Ciência e Humanidades - Antitextos
O deputado federal Emiliano José (do PT baiano), por quem nutro um respeito genuíno devido a sua trajetória, respondeu a uma provocação minha postada no facebook no dia da aprovação do novo Código Florestal devastador.
O deputado diz (fazendo um resumo de sua resposta que pode ser lida na imagem acima) que a bancada do PT lutou para melhorar o Código, mas decidiu aprová-lo para depois lutar contra a desastrosa emenda 164. Depois justifica o seu voto a favor do novo Código dizendo que seguiu a orientação do partido e do governo, mencionando que “ninguém era simpático ao relatório” e concluindo: “infelizmente, como a sociedade civil não conseguiu se mobilizar, não conseguiu colocar milhares de pessoas para pressionar a maioria a favor dos interesses ruralistas, (…) ficamos numa impressionante minoria na Casa”.
Caro deputado, passarei por alto por uma ou duas contradições na sua resposta das quais não quero me aproveitar, para ater-me somente ao essencial, que não foi abordado por você: a sua resposta revela duas importantes questões sobre o atual estado viciado do nosso sistema político, no qual você é só um reflexo.

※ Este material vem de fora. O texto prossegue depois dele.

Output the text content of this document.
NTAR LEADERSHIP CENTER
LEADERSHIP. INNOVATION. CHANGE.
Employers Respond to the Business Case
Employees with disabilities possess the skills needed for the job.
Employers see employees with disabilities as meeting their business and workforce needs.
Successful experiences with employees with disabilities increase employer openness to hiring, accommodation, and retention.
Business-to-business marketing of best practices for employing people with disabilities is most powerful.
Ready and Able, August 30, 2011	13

Primeira questão: você diz que “ninguém era simpático ao Código” e que o PT lutou para melhorá-lo, mesmo assim a maior parte da bancada, inclusive você, votou a favor do Código como foi proposto, para seguir a orientação do governo e do partido. Parece, assim, que os partidos políticos não são mais capazes de alinhar-se a partir de idéias, mas sim a partir de acordos transitórios cujos objetivos extrapolam a esfera do interesse público.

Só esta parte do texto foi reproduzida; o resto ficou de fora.